Federconsumatori: costi di cittadinanza aumentano del 30% rispetto al 2007

Federconsumatori li ha chiamati “costi di cittadinanza”: è l’insieme delle spese sostenute dalle famiglie per usufruire dei servizi essenziali come assistenza sanitaria, trasporto pubblico locale, asili nido, acqua e raccolta dei rifiuti. Il confronto sull’andamento di queste spese, unito alle addizionali Irpef comunali e regionali, mette in evidenza che rispetto al 2007 le famiglie spendono oltre il 30% in più.

L’Osservatorio Nazionale Federconsumatori ha realizzato il terzo rapporto sui costi di cittadinanza. Il campione di riferimento è rappresentato da una famiglia di tre persone (due adulti e un figlio) che abita in un appartamento di proprietà di 100 mq e con un reddito di 36.000 euro annui (pari ad un ISEE di circa 18.000 euro) e si riferisce alle 14 città metropolitane italiane. Nel 2014 la spesa media registrata per i costi di cittadinanza risulta pari a quasi 2400 euro (nel dettaglio, 2398 euro) pari al 31,47% in più rispetto al 2007. La città dove la spesa media registrata è più alta è Torino con 2760 euro, seguita da Roma (2637 euro) e da Genova (2609 euro) mentre i costi medi più bassi sono stati rilevati nell’ordine a Venezia (2132 euro), Cagliari (2209 euro), Firenze (2225 euro) e Milano (2247 euro).

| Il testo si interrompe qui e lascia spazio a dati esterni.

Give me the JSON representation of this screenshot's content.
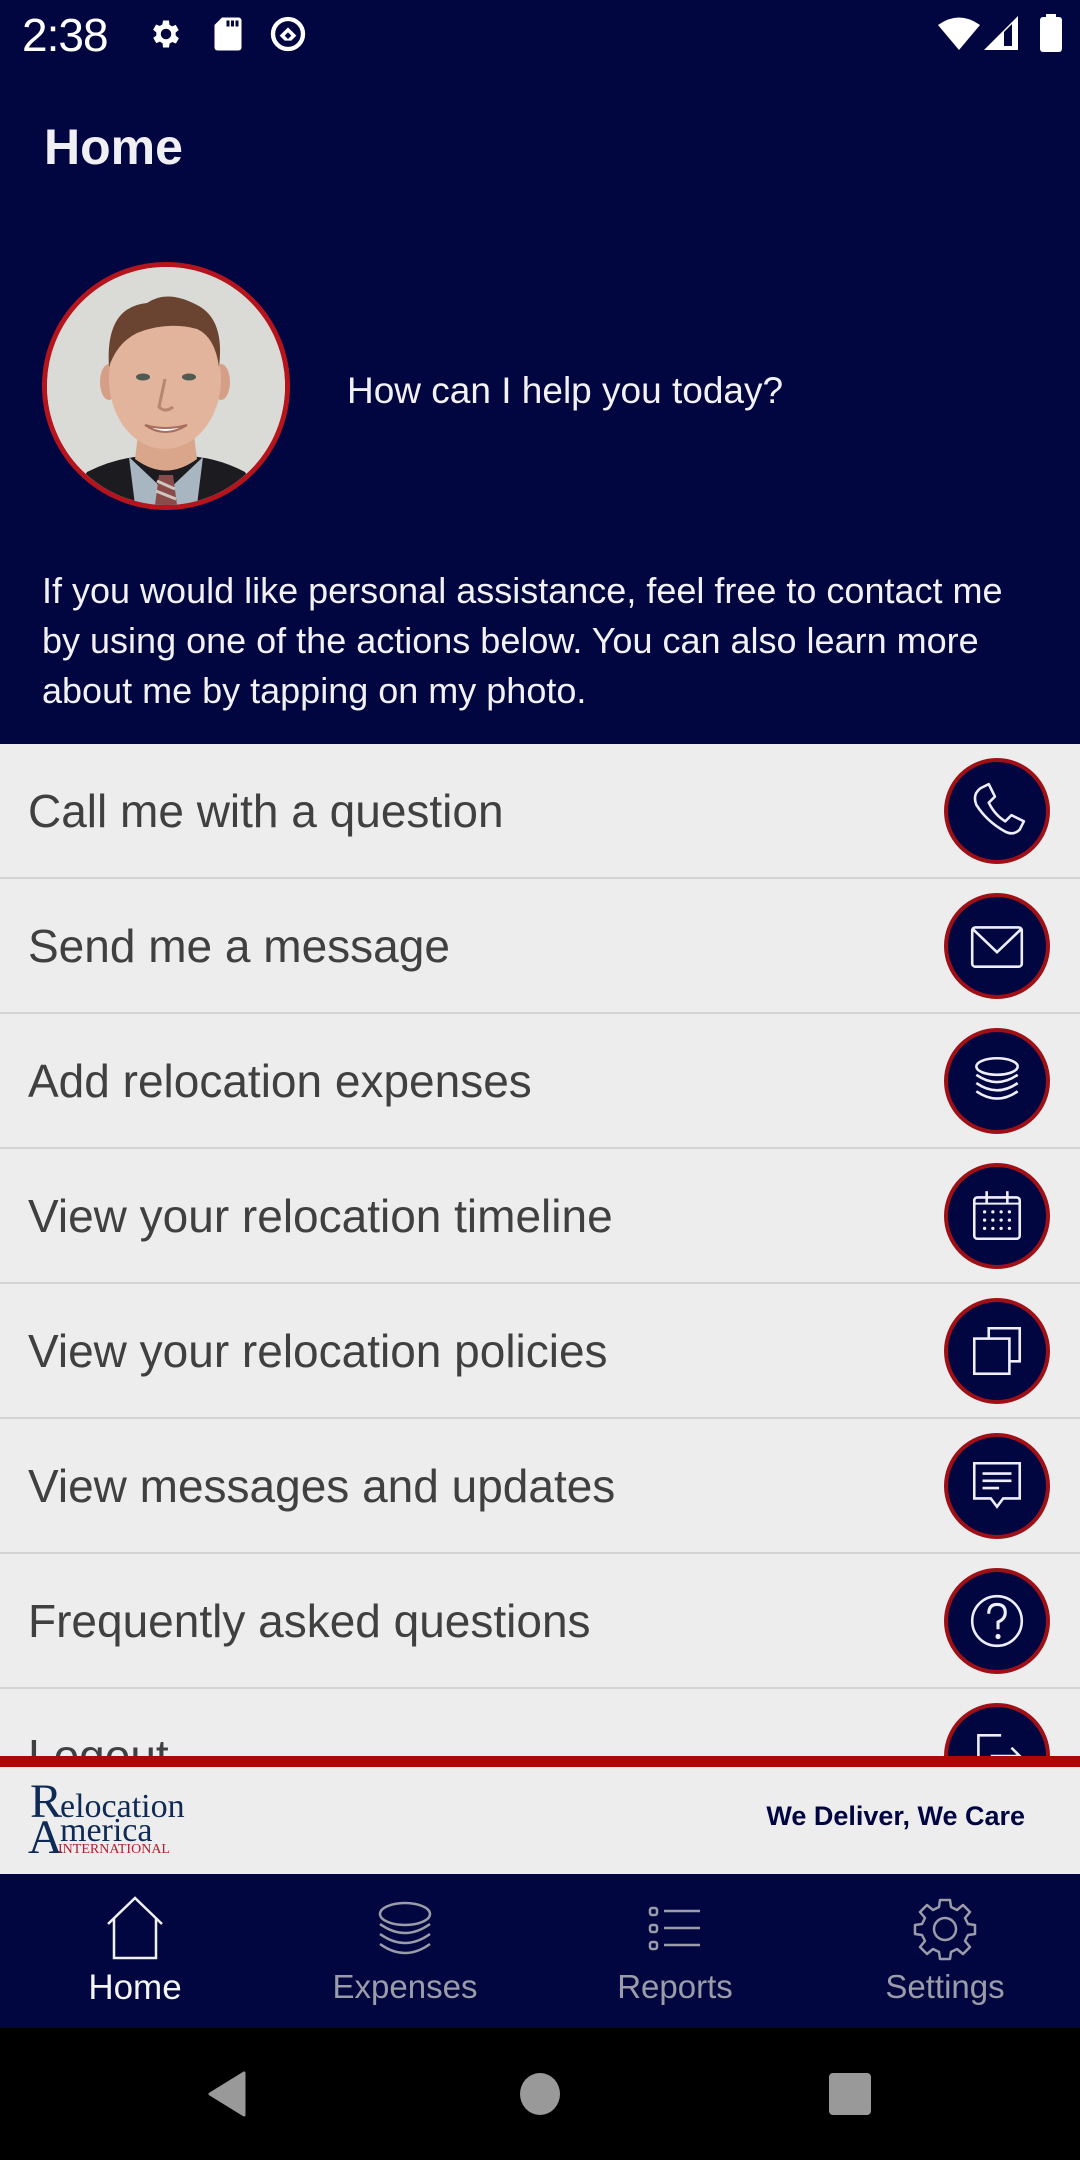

Dal 2007 a oggi le diverse voci considerate hanno registrato aumenti consistenti: i costi dei biglietti orari per i trasporti pubblici hanno fatto registrare una vera e propria impennata pari +79,05%, la tassa sui rifiuti è aumentata del 71,76% rispetto al 2007. Sono salite anche le imposte locali: l’addizionale comunale e regionale IRPEF hanno fatto registrare rispettivamente un aumento del +65,9% e del +48,39%. Il totale delle spese per i servizi segnala, dal 2007 a oggi, rincari medi superiori al 20% mentre è del 53% il rincaro medio delle addizionali comunali e regionali messe insieme. “Tutto ciò a fronte, in diversi casi, di un peggioramento dei servizi, sempre più carenti o di difficile accesso – dice Federconsumatori – Una tendenza determinata dalla forte crisi dei bilanci comunali, a causa anche dei pesanti tagli operati dai governi che si sono succeduti in questi anni, nonché dalle gestioni a volte inappropriate e inefficienti”.

“Per questo chiediamo uno sforzo congiunto del Governo e degli enti locali affinché si diano ai cittadini risposte concrete in termini di efficienza e accessibilità ai servizi – dichiarano Rosario Trefiletti ed Elio Lannutti, presidenti di Federconsumatori e Adusbef – In tal senso rivendichiamo una politica che cessi l’aumento di tasse e l’imposizione di tagli lineari, ma agisca unicamente attraverso tagli agli sprechi, ai privilegi, agli abusi”.